PostLiberals

Tanner Greer has a new post on Post Liberals, which is an extension of two threads: globalization and creativity.

If you get a bunch of ancient Greeks together to go take a city, they are going to sit around campfires, tell stories, and show off. There are a couple problems with this:

(a) They will learn from each other that each has a city god. In their worldview, this is a huge problem because each god is exceptionally capricious, and what are the odds that all the involved city gods will form a coalition that will last as long as the siege? So they handle that cognitive dissonance by creatively rationalizing; if you lean towards an internal spiritual source, then you lean towards Stoicism and philosophy, while the external leaning people move towards monotheism.

(b) They aren't going to train directly for the siege.1 The famous Greek stories (the Odyssey, Anabasis) are stories where they got themselves into a situation and needed a scrambly (and usually long-winded) extrication.
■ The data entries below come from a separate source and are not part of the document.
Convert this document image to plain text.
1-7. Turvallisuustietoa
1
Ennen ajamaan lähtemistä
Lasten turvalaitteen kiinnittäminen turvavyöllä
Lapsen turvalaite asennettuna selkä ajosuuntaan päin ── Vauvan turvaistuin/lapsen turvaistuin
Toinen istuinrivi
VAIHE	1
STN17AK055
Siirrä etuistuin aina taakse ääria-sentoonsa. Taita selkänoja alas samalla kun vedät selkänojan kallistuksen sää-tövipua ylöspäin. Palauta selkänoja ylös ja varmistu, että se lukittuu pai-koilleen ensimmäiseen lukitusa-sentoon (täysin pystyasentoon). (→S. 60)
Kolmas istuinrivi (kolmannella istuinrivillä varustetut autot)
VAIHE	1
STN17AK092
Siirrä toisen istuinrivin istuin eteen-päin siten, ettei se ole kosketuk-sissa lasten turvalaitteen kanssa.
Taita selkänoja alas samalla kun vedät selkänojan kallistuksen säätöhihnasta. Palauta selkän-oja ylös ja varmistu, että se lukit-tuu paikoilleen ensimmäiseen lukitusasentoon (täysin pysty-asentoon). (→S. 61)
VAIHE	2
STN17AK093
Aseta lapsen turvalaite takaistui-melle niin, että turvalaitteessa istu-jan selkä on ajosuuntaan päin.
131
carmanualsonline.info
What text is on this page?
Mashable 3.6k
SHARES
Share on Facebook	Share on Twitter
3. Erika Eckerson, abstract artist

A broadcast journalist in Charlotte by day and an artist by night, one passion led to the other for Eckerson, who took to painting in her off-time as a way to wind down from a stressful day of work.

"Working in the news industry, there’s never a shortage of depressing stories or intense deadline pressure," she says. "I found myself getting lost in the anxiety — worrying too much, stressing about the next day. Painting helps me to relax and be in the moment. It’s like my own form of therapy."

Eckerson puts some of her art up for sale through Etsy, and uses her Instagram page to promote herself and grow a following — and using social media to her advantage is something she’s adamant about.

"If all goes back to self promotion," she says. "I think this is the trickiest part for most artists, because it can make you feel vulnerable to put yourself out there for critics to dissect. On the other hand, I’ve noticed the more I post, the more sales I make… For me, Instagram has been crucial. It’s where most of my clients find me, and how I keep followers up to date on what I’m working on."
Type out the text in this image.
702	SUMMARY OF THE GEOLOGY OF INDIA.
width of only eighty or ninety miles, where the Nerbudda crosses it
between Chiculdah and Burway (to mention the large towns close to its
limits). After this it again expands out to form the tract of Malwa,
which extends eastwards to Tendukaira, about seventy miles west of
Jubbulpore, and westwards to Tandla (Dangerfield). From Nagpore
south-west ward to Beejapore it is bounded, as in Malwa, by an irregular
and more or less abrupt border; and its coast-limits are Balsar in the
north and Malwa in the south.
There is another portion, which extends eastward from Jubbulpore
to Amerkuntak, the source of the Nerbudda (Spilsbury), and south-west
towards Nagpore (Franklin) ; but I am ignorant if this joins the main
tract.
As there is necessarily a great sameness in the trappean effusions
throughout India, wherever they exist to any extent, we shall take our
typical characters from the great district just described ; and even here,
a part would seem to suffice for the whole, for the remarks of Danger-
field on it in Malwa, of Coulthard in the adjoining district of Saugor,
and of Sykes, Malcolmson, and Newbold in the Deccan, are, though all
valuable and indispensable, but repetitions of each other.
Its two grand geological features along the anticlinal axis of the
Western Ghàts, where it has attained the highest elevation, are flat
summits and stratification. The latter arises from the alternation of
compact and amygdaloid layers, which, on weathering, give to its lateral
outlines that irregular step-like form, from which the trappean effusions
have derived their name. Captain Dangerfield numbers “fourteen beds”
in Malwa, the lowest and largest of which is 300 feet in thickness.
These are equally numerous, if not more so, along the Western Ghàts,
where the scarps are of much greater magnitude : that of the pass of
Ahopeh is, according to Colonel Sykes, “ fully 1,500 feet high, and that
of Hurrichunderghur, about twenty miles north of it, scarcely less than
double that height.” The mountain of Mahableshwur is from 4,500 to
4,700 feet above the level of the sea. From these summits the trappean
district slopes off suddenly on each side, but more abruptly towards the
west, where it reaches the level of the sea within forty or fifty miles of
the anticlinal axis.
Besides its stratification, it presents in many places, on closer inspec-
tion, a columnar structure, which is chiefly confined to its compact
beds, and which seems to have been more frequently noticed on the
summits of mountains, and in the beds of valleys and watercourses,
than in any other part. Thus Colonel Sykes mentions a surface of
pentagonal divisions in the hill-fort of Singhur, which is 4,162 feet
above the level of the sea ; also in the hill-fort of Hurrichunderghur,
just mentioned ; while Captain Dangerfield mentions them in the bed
Now fast-forward to today, as Greer does, where he sees that the primary political constraints are the division of the world into managers and the managed. Which seems mostly correct, except that one can go a bit further by putting them on a creativity spectrum (Creativity has three main bands: those who just accept the default happenstance, those who will find creative responses, and those who will generate a whole new game).

The problem with liberal vs conservative politics is that each is an attempt to find new cognitive dissonance minima. The conservative looks at the complex now and hearkens back to a seemingly better past while the progressive looks to a better future. Both narrative responses seek to move the person from the difficult to the simple. Neither response is helpful because they both distract from the complex now, and it is always easier to just disagree than to find a new creative solution.

Contrary to what one would expect from these narratives, the world has improved massively in the last two centuries.2 Greer's 19th century mid-Westerners had much higher mortality rates and were much less in control of their lives, unless you think they were death-ambivalent.

Consequently, the world really is the creatives' oyster, now more than ever. For a contemporary take, look at the proposed global corporate tax floor of 15%. Do you sincerely believe that people will not find creative work-arounds?

The age-old rubric is that the outcome of any encounter will be controlled by those with the widest range of behavioral responses. Greer would have to believe that the world has devolved into a Kafka-esque nightmare for that not to be true. And even if that were the case, identifying that you are in a nightmare is the first step towards extrication.